= Julian House =

British musician and graphic designer

Julian House is a graphic designer, a musician, and the co-owner of the Ghost Box record label. He records music as the Focus Group.

==Graphic design==
House is associated with Intro, a London-based design/production direction company who work in many media. House is perhaps most known for his album cover design; most notably for Stereolab, Oasis, The Prodigy, Broadcast, and Razorlight amongst others.

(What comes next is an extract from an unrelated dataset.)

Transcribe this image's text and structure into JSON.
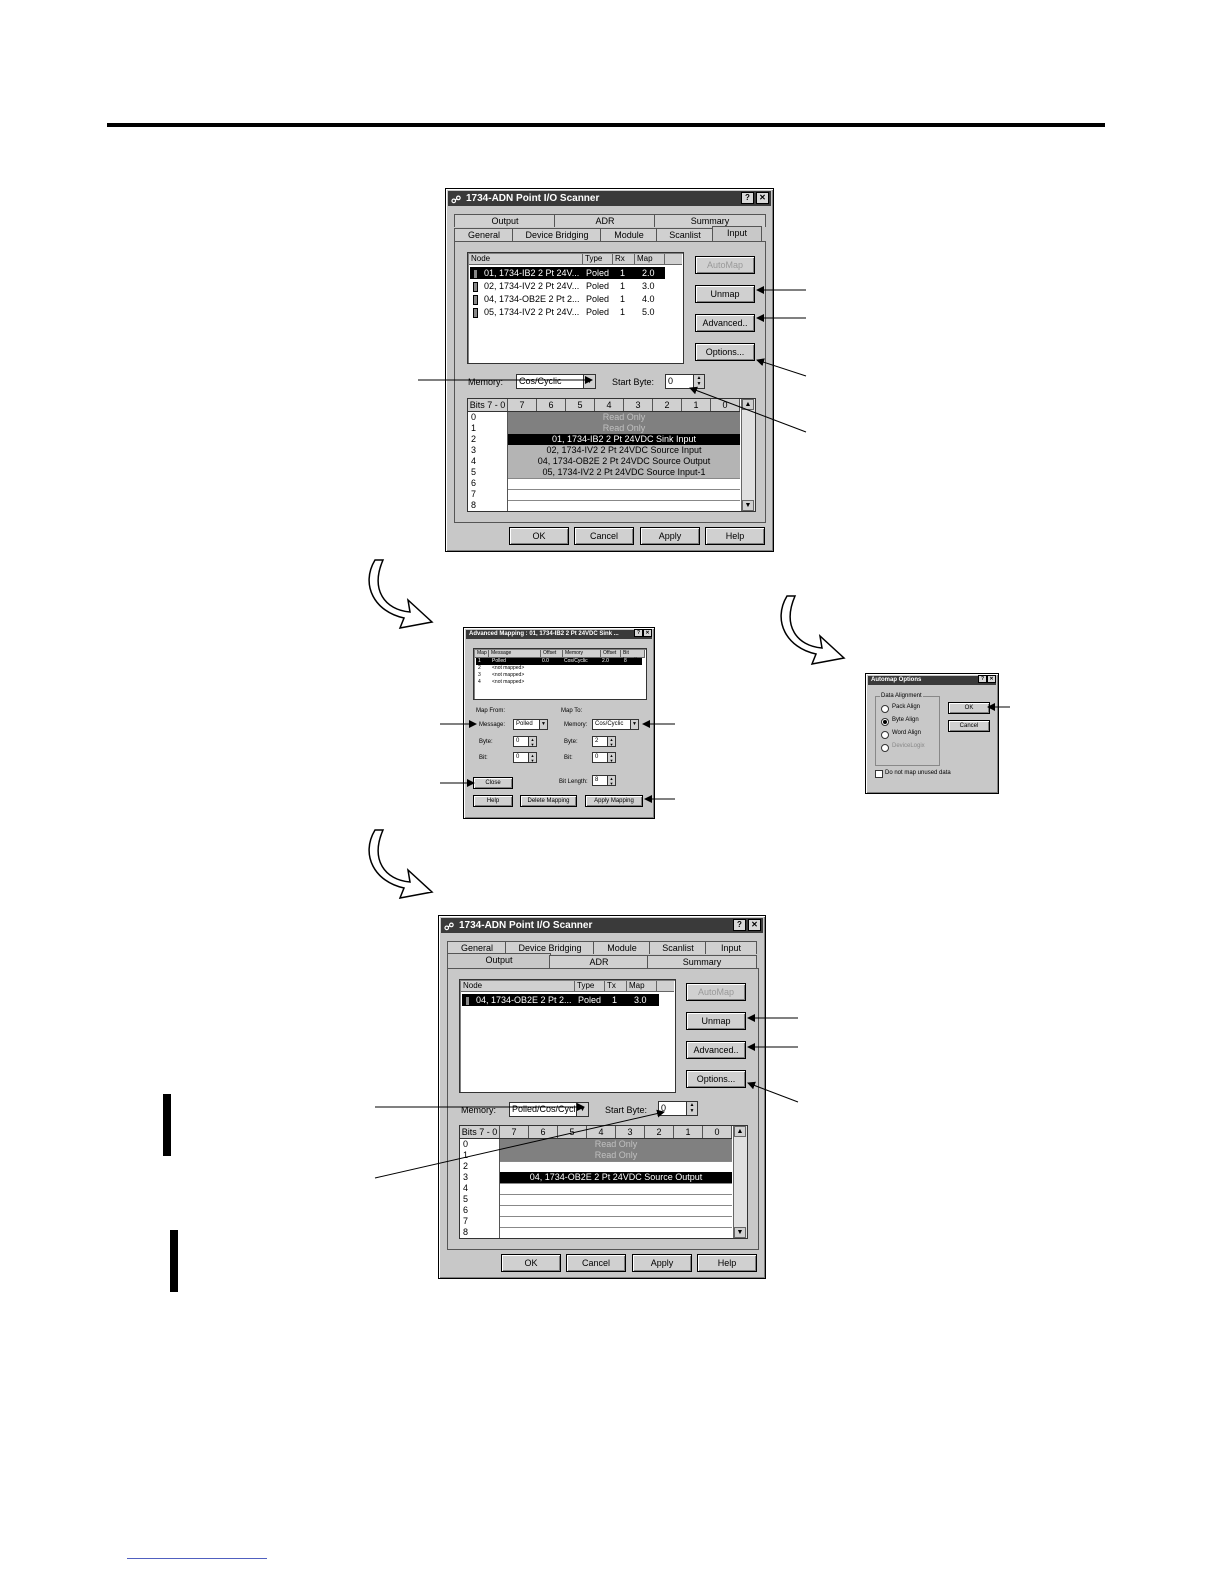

His work is largely collage-based, and draws heavily on record sleeve design and comic book art, with an acknowledged pulp influence - in House's own words, "the 'pulp' end of things which still informs me today, as much as classic design… Strange old vinyl LPs, paperback books, found ephemera…" In the same interview, House named many artists across many disciplines as influences, ranging from Peter Saville, Saul Bass and Max Ernst to William S. Burroughs, Bryon Gysin, H. P. Lovecraft, and Lewis Carroll.

House also contributed design work to the 2012 Peter Strickland movie Berberian Sound Studio. As well as producing posters and recording studio ephemera for use within the film, he conceptualized and designed the credit sequence for the ‘film within the film’ on which the movie is based.

==Music==
House releases music under the alias The Focus Group on the label Ghost Box, which he is co-founder of with Jim Jupp. The releases on the label tend to share a common aesthetic, both in design and sound, which draws heavily on the sound of the BBC Radiophonic Workshop, musique concrète, the soundtracks to documentaries from the 1970s, and library music.

He lists his most recent work as collaborating with Martina Topley-Bird, some public information films for Live Earth, ongoing Ghost Box work and a musical collaboration with Broadcast.